Als nächstes lag dann noch ein Termin mit der Betreuungsrichterin an. Die Herrschaften kamen mit zwei Personen, diese setzten sich mit mir an den Tisch und stellten mir ganz viele Fragen. Das meiste konnte ich nicht korrekt oder gar nicht beantworten. Das war zu viel für mich. Danach unterhielten sie sich noch mit Mone und verabschiedeten sich wieder. Die Richterin sagte zu ihr, dass bei mir auf jeden Fall eine Betreuung notwendig sei. 

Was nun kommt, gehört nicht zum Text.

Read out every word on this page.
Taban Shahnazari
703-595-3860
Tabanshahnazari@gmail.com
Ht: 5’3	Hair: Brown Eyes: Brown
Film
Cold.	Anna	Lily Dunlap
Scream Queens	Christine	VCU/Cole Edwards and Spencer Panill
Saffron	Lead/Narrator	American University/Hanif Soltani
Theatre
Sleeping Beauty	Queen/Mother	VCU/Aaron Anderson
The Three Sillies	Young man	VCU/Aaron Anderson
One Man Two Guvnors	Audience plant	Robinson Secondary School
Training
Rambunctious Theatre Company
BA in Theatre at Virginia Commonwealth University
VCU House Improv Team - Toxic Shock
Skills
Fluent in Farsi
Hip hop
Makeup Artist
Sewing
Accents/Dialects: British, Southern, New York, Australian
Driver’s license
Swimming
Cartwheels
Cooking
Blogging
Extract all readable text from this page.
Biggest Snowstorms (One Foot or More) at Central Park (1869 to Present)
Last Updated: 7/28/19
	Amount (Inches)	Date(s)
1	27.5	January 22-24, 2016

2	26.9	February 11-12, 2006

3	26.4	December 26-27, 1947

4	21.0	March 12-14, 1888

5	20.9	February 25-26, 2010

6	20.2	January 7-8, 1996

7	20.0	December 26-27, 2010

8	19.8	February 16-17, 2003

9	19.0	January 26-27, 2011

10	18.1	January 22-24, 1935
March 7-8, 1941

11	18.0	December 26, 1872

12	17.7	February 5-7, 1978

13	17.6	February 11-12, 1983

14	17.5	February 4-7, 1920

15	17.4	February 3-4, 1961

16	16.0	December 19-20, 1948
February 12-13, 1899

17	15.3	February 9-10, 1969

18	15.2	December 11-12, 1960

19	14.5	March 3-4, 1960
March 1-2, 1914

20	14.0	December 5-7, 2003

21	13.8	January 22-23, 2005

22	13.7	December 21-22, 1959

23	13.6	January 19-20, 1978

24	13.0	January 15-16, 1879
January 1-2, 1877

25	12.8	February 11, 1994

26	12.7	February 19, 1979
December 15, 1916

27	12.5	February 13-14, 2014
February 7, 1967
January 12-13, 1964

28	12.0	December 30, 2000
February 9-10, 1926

Und das muss man sich jetzt echt mal reinziehen, eine Richterin beschließt, dass ich einen gesetzlichen Betreuer benötige und zuvor war ich 2 Wochen lang fast komplett auf mich alleine gestellt. Unglaublich und es bereitet Mone und mir heute noch starke Bauchschmerzen, wenn wir darüber nachdenken. 

 

Wieder einige Zeit später bekam Mone endlich ihre Stellschraube aus dem Bein operiert, was bedeutete, dass sie ab diesem Zeitpunkt von Tag zu Tag immer mehr ihren Fuß belasten durfte. Als erstes übte sie das Autofahren, was zum Glück zeitnah funktionierte, so brauchten wir keinen Fahrdienst mehr und es musste niemand mehr für uns einkaufen. Das Laufen wurde auch Stück für Stück besser und so funktionierte das Gassigehen auch schnell wieder alleine.

 

So holten wir uns Stück für Stück unsere Privatsphäre und unsere Freiheit zurück. Es ist in jedem Fall großartig, das man Hilfe bekommt in solchen Situationen, unbezahlbar !!! Jedoch ist es auch wirklich ein großer Einschnitt in das Privatleben, man ist abhängig von anderen Menschen und das fühlt sich einfach auf Dauer Scheiße an und geht auch nicht unbedingt spurlos an einem vorbei, nicht nur für uns, auch für die Hunde wurde es Zeit, wieder einen ruhigen und gewohnten Tagesablauf zu bekommen. (Kurz erwähnt, wir haben 2 Hunde aus dem Tierheim, beide mit "Special effects" :-D, sie brauchen viel Konsequenz und Halt und vor allem klare Regeln. All dieses ist seit meinem Unfall im August 2018 viel zu kurz gekommen, weil wir uns nicht so kümmern konnten wie es notwendig gewesen wäre.)

 

Um wieder mehr Ruhe in alles zu bringen, gestalteten wir unseren Tagesablauf jetzt so, dass er für uns und auch für die Hunde am stressfreisten ist. 

 

Nach so einer Zeit weiß man wirklich zu schätzen, wie wertvoll viele Dinge sind, die man vorher schon gar nicht mehr wahrgenommen hat. 

 

So starteten wir wieder voll durch und konnten uns endlich wieder auf die wichtigen Dinge konzentrieren, die mich hoffentlich weiter voran bringen.